Secure identities are at the starting point of the chain of trust in automated communication. Every communication partner involved in the value creation network needs an individual (secure) identity that provides unique identification and, where appropriate, authentication. In IT today, identity management is already common practice. This identity management needs to be extended to production and must be guaranteed beyond company boundaries. This is the only way to ensure security in the highly networked ICS system landscape. In both segmentation and identity management, it is important to be oriented towards and adapt to proven best-practice methods.
Suppliers and partners in the value chain
As with traditional IT landscapes, all supplier and partner systems in the value chain also need to be inventoried and documented for ICS infrastructures. On this basis, rules can then be put in place for the introduction of software updates or new software and hardware components. The manufacturer is then responsible for developing, selling and maintaining the components. The integrator is responsible for the design and commissioning of the automation solution. The operator is responsible for the operation and maintenance of the automation solution as well as the dismantling of the plant at the end of its life cycle. The fact that industrial facilities frequently have a long service life and due to the problem with patch situations, a higher degree of security is required when planning and implementing an ICS infrastructure. This is because existing plants may only be retrofitted when modifications or extensions are being made.

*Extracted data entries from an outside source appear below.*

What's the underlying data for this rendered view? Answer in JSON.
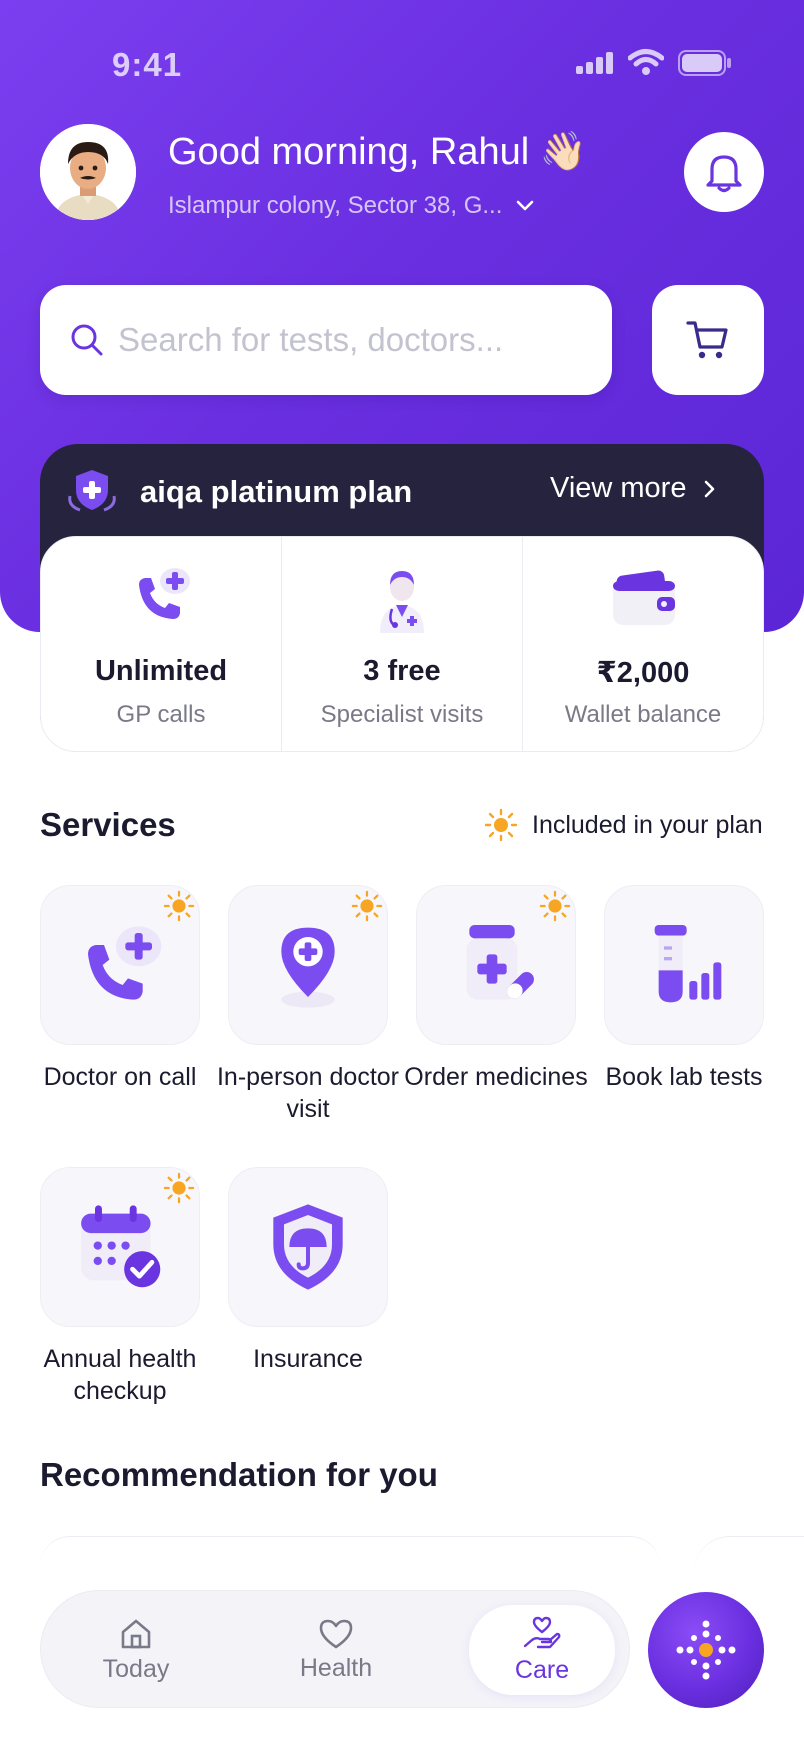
{
  "status_bar": {
    "time": "9:41"
  },
  "header": {
    "greeting": "Good morning, Rahul",
    "wave_emoji": "👋🏻",
    "location": "Islampur colony, Sector 38, G...",
    "avatar_icon": "man-avatar-icon",
    "bell_icon": "bell-icon"
  },
  "search": {
    "placeholder": "Search for tests, doctors...",
    "cart_icon": "cart-icon"
  },
  "plan": {
    "title": "aiqa platinum plan",
    "view_more": "View more",
    "cards": [
      {
        "value": "Unlimited",
        "label": "GP calls",
        "icon": "phone-plus-icon"
      },
      {
        "value": "3 free",
        "label": "Specialist visits",
        "icon": "doctor-icon"
      },
      {
        "value": "₹2,000",
        "label": "Wallet balance",
        "icon": "wallet-icon"
      }
    ]
  },
  "services": {
    "title": "Services",
    "legend": "Included in your plan",
    "items": [
      {
        "label": "Doctor on call",
        "included": true,
        "icon": "phone-plus-icon"
      },
      {
        "label": "In-person doctor visit",
        "included": true,
        "icon": "location-pin-icon"
      },
      {
        "label": "Order medicines",
        "included": true,
        "icon": "medicine-bottle-icon"
      },
      {
        "label": "Book lab tests",
        "included": false,
        "icon": "test-tube-icon"
      },
      {
        "label": "Annual health checkup",
        "included": true,
        "icon": "calendar-check-icon"
      },
      {
        "label": "Insurance",
        "included": false,
        "icon": "shield-umbrella-icon"
      }
    ]
  },
  "recommendation": {
    "title": "Recommendation for you"
  },
  "bottom_nav": {
    "items": [
      {
        "label": "Today",
        "icon": "home-icon"
      },
      {
        "label": "Health",
        "icon": "heart-icon"
      },
      {
        "label": "Care",
        "icon": "care-hand-icon",
        "active": true
      }
    ],
    "ai_button_icon": "sparkle-icon"
  },
  "colors": {
    "primary": "#6a2fe0",
    "plan_dark": "#25233d",
    "sun": "#f6a623",
    "text": "#1b1a2e",
    "muted": "#7a7988"
  }
}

To this end, we recommend setting clear security standards for all suppliers and partners in the value chain and putting in place targeted supplier risk management. This is because security gaps in the value chain can quickly become a security risk for all the parties concerned. At the same time, unused hardware and software services and functions should be deactivated, thus strengthening the system. As part of this process, suppliers should provide the appropriate documentation for the components supplied and the security mechanisms implemented. Components and infrastructures should be tested and, for example, checked by penetration tests, both prior to the commissioning of new systems and during their operation.
ICS & IACS Security is an optimisation process
ICS security is not a one-off activity, because the risk situation is subject to constant change. Companies need to continuously monitor the current threat situation and optimise and improve their security measures by taking new threats and vulnerabilities into account ‒ exactly as the IEC 62443 standard stipulates. This means that risk assessments, organisational audits, system security testing, penetration tests and vulnerability scans are important aspects of security governance. In parallel, ICS infrastructure operators should always be able to detect security incidents, react to them in a targeted way and keep their impact to a minimum (the keyword here is cyber resilience). Maintaining uptime is the top priority in the production environment.
So maybe you think OT security isn't an issue you'll be dealing with at some point in the future ‒ not until an incident occurs. Anyone who deals with industry 4.0 also inevitably has to deal with cyber security. This is the only way to build trust with all parties involved across company boundaries.